Assessing Saiph, a task-based DSL for high-performance computational fluid dynamics

Abstract

Scientific applications face the challenge of efficiently exploiting increasingly complex parallel and distributed systems. Developing hand-tuned codes is a time-consuming, tedious and hardly reusable task. Reaching high performance appears detrimental to productivity and portability and unreasonable to expect from scientists. Domain-Specific Languages (DSLs) are collaborative environments aiming to overcome such difficulties by decoupling the problem description from the algorithmic implementation. However, developing a competitive tool in High-Performance Computing (HPC) is challenging: DSLs for HPC environments have two additional critical requirements, performance and scalability. Moreover, documented and successful cases are few, making it difficult to popularise DSLs as problem-solving environments for scientific HPC code development.
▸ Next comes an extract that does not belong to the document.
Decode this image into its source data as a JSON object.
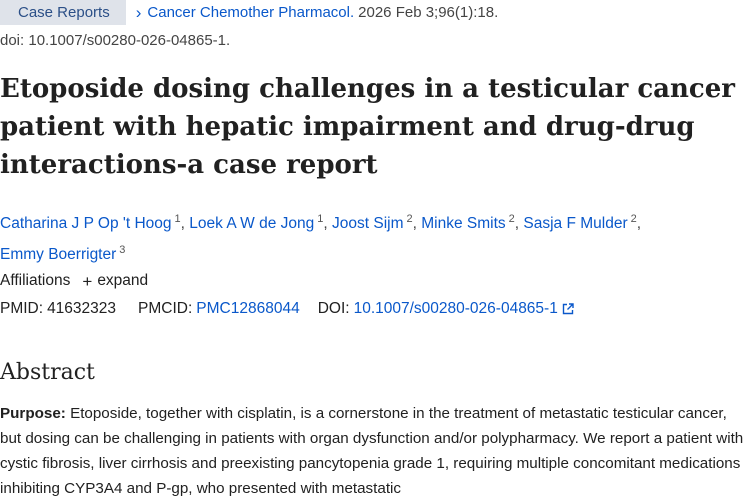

In this context, Saiph is a task-based DSL easing the simulation of physical phenomena from Computational Fluid Dynamics (CFD), developed to meet HPC productivity and performance requirements. This work reports the tuning and evaluation of Saiph using the Taylor–Green Vortex (TGV) problem as a case study. We assess Saiph’s productivity, numerical methods, and high-performance strategies to illustrate its use and demonstrate its competitiveness, viability and benefits for CFD software developments in HPC environments. Hence, we contribute to the popularisation of HPC DSLs as suitable problem-solving environments able to unify modern computational and scientific knowledge.